Os professores respondem à uma política de educação como prioridade. Agora, evidentemente, não se pode ter prioridade na educação com esse nível de desrespeito, sem reposição, sem pagamento em dia, com o salário tão baixo. É preciso ter uma política de recuperação, mas a política educacional pode ser feita além da questão salarial, fazendo da escola um lugar de resistência e de convívio.
A situação da saúde pública no Estado também tem sido de crise nos últimos anos. Como o senhor irá lidar com um cenário de congelamento de gastos pelo governo federal para as próximas duas décadas?
Esse congelamento inviabiliza qualquer coisa. A Emenda Constitucional 95 é para liquidar a saúde e educação pública. Não se pode congelar por 20 anos os investimentos. Eu acredito que isso tem que ser derrubado de qualquer jeito, que esse tipo de Emenda Constitucional tem que ser revogada. Ou vai ser revogada por lei ou vai ter muitas lutas que vão impedir que esse tipo de decisão seja cumprida. Evidentemente que um cenário de ter que obrigar o povo a lutar para que essa emenda seja derrubada é muito mais difícil, o ideal seria que nós tivéssemos um governo que revogasse. De qualquer forma, o tema da saúde, é óbvio que é uma crise nacional porque tem uma política de desmonte do SUS, o nosso modelo de saúde é um modelo onde o peso do Estado teria que ser muito maior e infelizmente não é assim. O Rio Grande do Sul tem um modelo que não é o estatal, mas é de privatização da saúde, isso é ruim, mas o modelo já está dado. Mesmo nesse modelo já dado, temos visto que o Estado tem atrasado o pagamento dos hospitais, ou seja, tem agravado o que antes já era grave, a ambulancioterapia. Os hospitais do interior não têm condições de atender, tudo tem vindo para a Capital e é uma situação muito ruim. De toda forma, o tema da saúde, como o da educação, exige um nível de investimento importante. São temas que, obrigatoriamente vão necessitar uma mudança na política econômica muito profunda, se não tiver mudança na política econômica, não vamos ter condições de melhorar. Hoje são cerca de 700 mil pessoas esperando consultas. Tem que ter investimento público. Nós gostaríamos que fosse estatal, como é na Inglaterra. No Brasil, infelizmente, a saúde está sendo privatizada. Isso vem de muito tempo, tanto que são convênios com os hospitais privados.
Falando de segurança pública. Nos primeiros anos, o atual governo enfrentou recorde de aposentadorias e um dos menores efetivos da história do RS. É possível resolver a situação da segurança sem aumentar o contingente? Como analisa essa questão?
Eu acho que essa crise é real, existe esse problema da falta de reposição e tem que haver a reposição, existe também o problema da infraestrutura.

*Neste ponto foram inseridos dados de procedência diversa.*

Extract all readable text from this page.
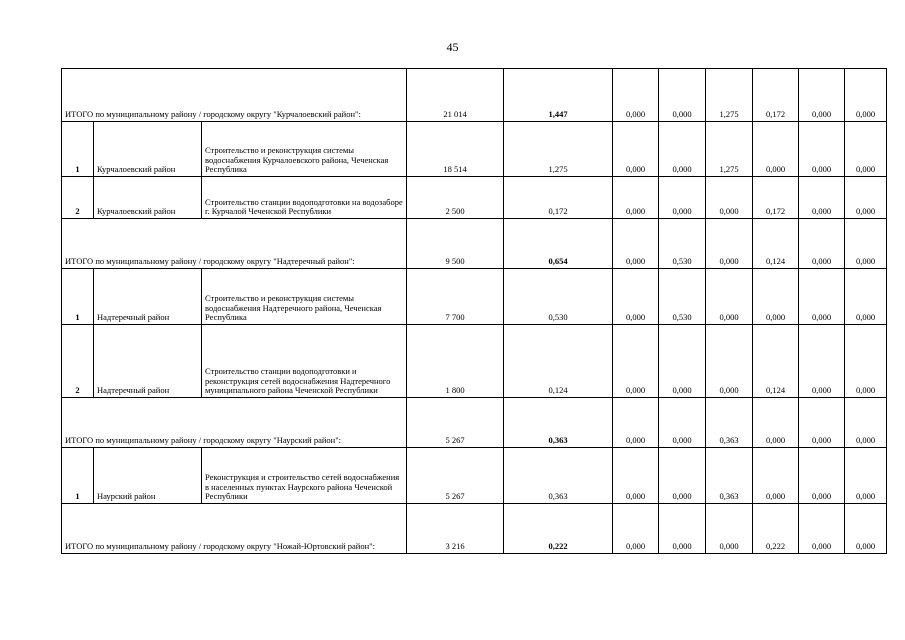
45
ИТОГО по муниципальному району / городскому округу "Курчалоевский район":			21 014	1,447	0,000	0,000	1,275	0,172	0,000	0,000
1	Курчалоевский район	Строительство и реконструкция системы водоснабжения Курчалоевского района, Чеченская Республика	18 514	1,275	0,000	0,000	1,275	0,000	0,000	0,000
2	Курчалоевский район	Строительство станции водоподготовки на водозаборе г. Курчалой Чеченской Республики	2 500	0,172	0,000	0,000	0,000	0,172	0,000	0,000
ИТОГО по муниципальному району / городскому округу "Надтеречный район":			9 500	0,654	0,000	0,530	0,000	0,124	0,000	0,000
1	Надтеречный район	Строительство и реконструкция системы водоснабжения Надтеречного района, Чеченская Республика	7 700	0,530	0,000	0,530	0,000	0,000	0,000	0,000
2	Надтеречный район	Строительство станции водоподготовки и реконструкция сетей водоснабжения Надтеречного муниципального района Чеченской Республики	1 800	0,124	0,000	0,000	0,000	0,124	0,000	0,000
ИТОГО по муниципальному району / городскому округу "Наурский район":			5 267	0,363	0,000	0,000	0,363	0,000	0,000	0,000
1	Наурский район	Реконструкция и строительство сетей водоснабжения в населенных пунктах Наурского района Чеченской Республики	5 267	0,363	0,000	0,000	0,363	0,000	0,000	0,000
ИТОГО по муниципальному району / городскому округу "Ножай-Юртовский район":			3 216	0,222	0,000	0,000	0,000	0,222	0,000	0,000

Este ano tivemos a morte de um policial que morreu porque o colete estava vencido. Mas, eu acho que o problema da segurança pública não é só esse e creio que apostar só nisso é enxugar gelo. A abordagem nossa sobre segurança pública, tanto nacional, quanto estadual, é que tem que mudar de modo radical a política de segurança pública. As pessoas, o senso comum acham que é aumentar efetivo, aumentar as penas, colocar as pessoas dentro da cadeia, como se isso fosse a solução. É necessário, porque se a pessoa tem um crime e a pena é cadeia, bem, a pessoa tem que ser encarcerada, assim é a lei. O problema é que isso não resolve. Se resolvesse o problema, teria que estar melhor já [a situação]. Nós, em 2000, tínhamos cerca de 13 mil pessoas encarceradas no sistema prisional do Rio Grande do Sul, atualmente temos 40 mil. Então, se multiplicou com aumento muito superior ao da população e a segurança está pior. Não adianta só prender, isso é um erro grave, achar que prender resolve. Defendemos que, antes que seja tarde demais, porque o Brasil ainda não é o México em termos de vinculação das gangues do crime, mas temos um quadro que está avançando muito isso e tem que mudar a política de drogas. Não pode mais ser ilegal o comércio de drogas, porque se continuar vamos cada vez mais dar recursos [para o crime]. O consumo não diminui, vamos dar um lucro fácil para um tipo de negócios que tem a violência como elemento central. Se o comércio é ilegal, a violência é o elemento que decide quem tem mais ou menos mercado. Achamos que o comércio de drogas não pode ser ilegal, isso é uma mudança nacional e em alguns países, como Estados Unidos, Uruguai, Canadá e Portugal, também. Essa política de guerra às drogas foi pensada durante o governo Nixon nos EUA, quando ele governava, foi uma decisão da ONU. Isso é o primeiro, não dá para continuar com essa política.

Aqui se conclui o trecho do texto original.